Сначала вспоминает Марина Чимишкиан, вышедшая замуж за Сергея Ермолинского, к тому времени на положении близкого человека вступившая в дом:
“По-моему, в начале весны я прихожу как-то к Елене Сергеевне на Ржевский. Она ведь дружила с Любовью Евгеньевной, и мы все с ней были хорошо знакомы, она была на нашей свадьбе с Ермолинским. Прихожу — мне открывает дверь Шиловский, круто поворачивается и уходит к себе, почти не здороваясь. Я иду в комнату к Елене Сергеевне, у неё маникюрша, она тоже как-то странно со мною разговаривает. Ничего не понимаю, прощаюсь, иду к Булгаковым на Пироговскую, говорю: “Не знаете — что там происходит?..” Они на меня как напустятся: “Зачем ты к ним пошла? Они подумали, что это мы тебя послали!” Люба говорит: “Ты разве не знаешь? — Нет, ничего не знаю. — Тут такое было. Шиловский прибегал, грозил пистолетом...” Ну, тут она мне рассказала, что Шиловский как-то открыл отношения Булгакова с Еленой Сергеевной. Люба тогда против их романа, по-моему, ничего не имела — у неё были какие-то свои планы...”

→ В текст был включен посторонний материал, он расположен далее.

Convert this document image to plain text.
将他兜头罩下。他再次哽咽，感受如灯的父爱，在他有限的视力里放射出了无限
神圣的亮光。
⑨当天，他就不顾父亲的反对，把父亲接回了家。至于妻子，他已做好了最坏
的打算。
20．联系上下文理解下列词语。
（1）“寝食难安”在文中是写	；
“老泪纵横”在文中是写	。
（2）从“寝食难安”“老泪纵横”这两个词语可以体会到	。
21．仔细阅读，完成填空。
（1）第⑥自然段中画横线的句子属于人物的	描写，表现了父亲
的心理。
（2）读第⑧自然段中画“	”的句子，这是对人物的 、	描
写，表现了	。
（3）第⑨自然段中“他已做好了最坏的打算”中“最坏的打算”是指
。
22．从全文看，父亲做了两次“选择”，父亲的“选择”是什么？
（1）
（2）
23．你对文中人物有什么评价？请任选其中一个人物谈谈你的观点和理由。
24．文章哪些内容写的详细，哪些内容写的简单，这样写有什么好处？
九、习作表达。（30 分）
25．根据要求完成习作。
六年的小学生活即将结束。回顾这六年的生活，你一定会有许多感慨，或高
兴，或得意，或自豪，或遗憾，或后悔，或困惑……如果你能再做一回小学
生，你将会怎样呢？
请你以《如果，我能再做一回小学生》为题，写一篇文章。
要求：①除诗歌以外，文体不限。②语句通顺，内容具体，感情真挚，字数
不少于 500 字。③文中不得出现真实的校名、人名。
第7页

Дело в том, что обезумевший и разбитый Шиловский, несмотря на профессию, предполагающую мужество и выдержку воина, объявил наотрез, что детей не отдаст.
Теперь вспоминает Елена Сергеевна:
“Потом наступили гораздо более трудные времена, когда мне было очень трудно уйти из дома именно из-за того, что муж был очень хорошим человеком, из-за того, что у нас была такая дружная семья. В первый раз я смалодушествовала и осталась, и я не видела Булгакова 20 месяцев, давши слово, что не приму ни одного письма, не подойду ни разу к телефону, не выйду одна на улицу...”

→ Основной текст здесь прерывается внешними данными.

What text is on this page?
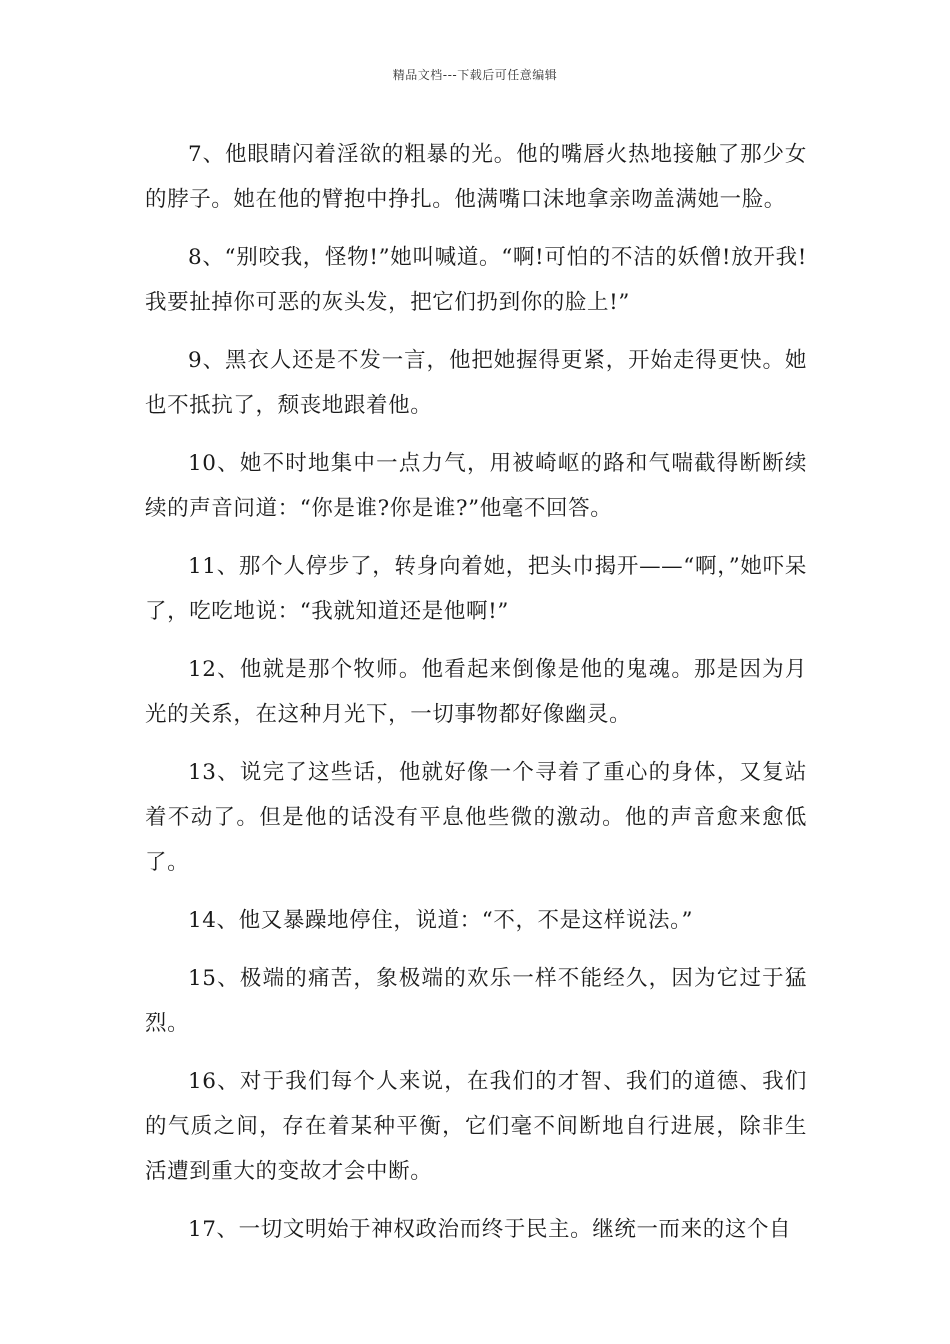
精品文档---下载后可任意编辑

7、他眼睛闪着淫欲的粗暴的光。他的嘴唇火热地接触了那少女的脖子。她在他的臂抱中挣扎。他满嘴口沫地拿亲吻盖满她一脸。

8、“别咬我，怪物!”她叫喊道。“啊!可怕的不洁的妖僧!放开我!我要扯掉你可恶的灰头发，把它们扔到你的脸上!”

9、黑衣人还是不发一言，他把她握得更紧，开始走得更快。她也不抵抗了，颓丧地跟着他。

10、她不时地集中一点力气，用被崎岖的路和气喘截得断断续续的声音问道：“你是谁?你是谁?”他毫不回答。

11、那个人停步了，转身向着她，把头巾揭开——“啊，”她吓呆了，吃吃地说：“我就知道还是他啊!”

12、他就是那个牧师。他看起来倒像是他的鬼魂。那是因为月光的关系，在这种月光下，一切事物都好像幽灵。

13、说完了这些话，他就好像一个寻着了重心的身体，又复站着不动了。但是他的话没有平息他些微的激动。他的声音愈来愈低了。

14、他又暴躁地停住，说道：“不，不是这样说法。”

15、极端的痛苦，象极端的欢乐一样不能经久，因为它过于猛烈。

16、对于我们每个人来说，在我们的才智、我们的道德、我们的气质之间，存在着某种平衡，它们毫不间断地自行进展，除非生活遭到重大的变故才会中断。

17、一切文明始于神权政治而终于民主。继统一而来的这个自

И не принимает, и не подходит, и не выходит, тоже ведь замечательной цельности человек.
И во всём этом раскалённом страстями развале, во всём этом ужасе явным образом взбесившейся жизни он остаётся абсолютно один, без любимой женщины, без любимой работы, без денег, без ничего.
Обязанности в ТРАМе становятся слишком обременительными, неисполнимыми, и он, не желая халтурить, уходит из ТРАМа, что естественным образом сокращает доходы ровно на триста рублей. Он обращается к Станиславскому с просьбой предоставить ему работу актёра, должно быть, надеясь на то, что в работе актёра он станет свободней, к тому же рассчитывая на дополнительную оплату труда, а может быть, и на то, что актёров органы почти не метут. Даже за такой вздор ответственность Станиславский на себя не берёт, обращается за разрешением к Бубнову. Затем соглашается. Однако именно тут выясняется, что в Художественном театре и без него слишком много актёров и ещё больше грязных интриг, чтобы он мог какую-нибудь роль получить, он никаких и не получает ролей.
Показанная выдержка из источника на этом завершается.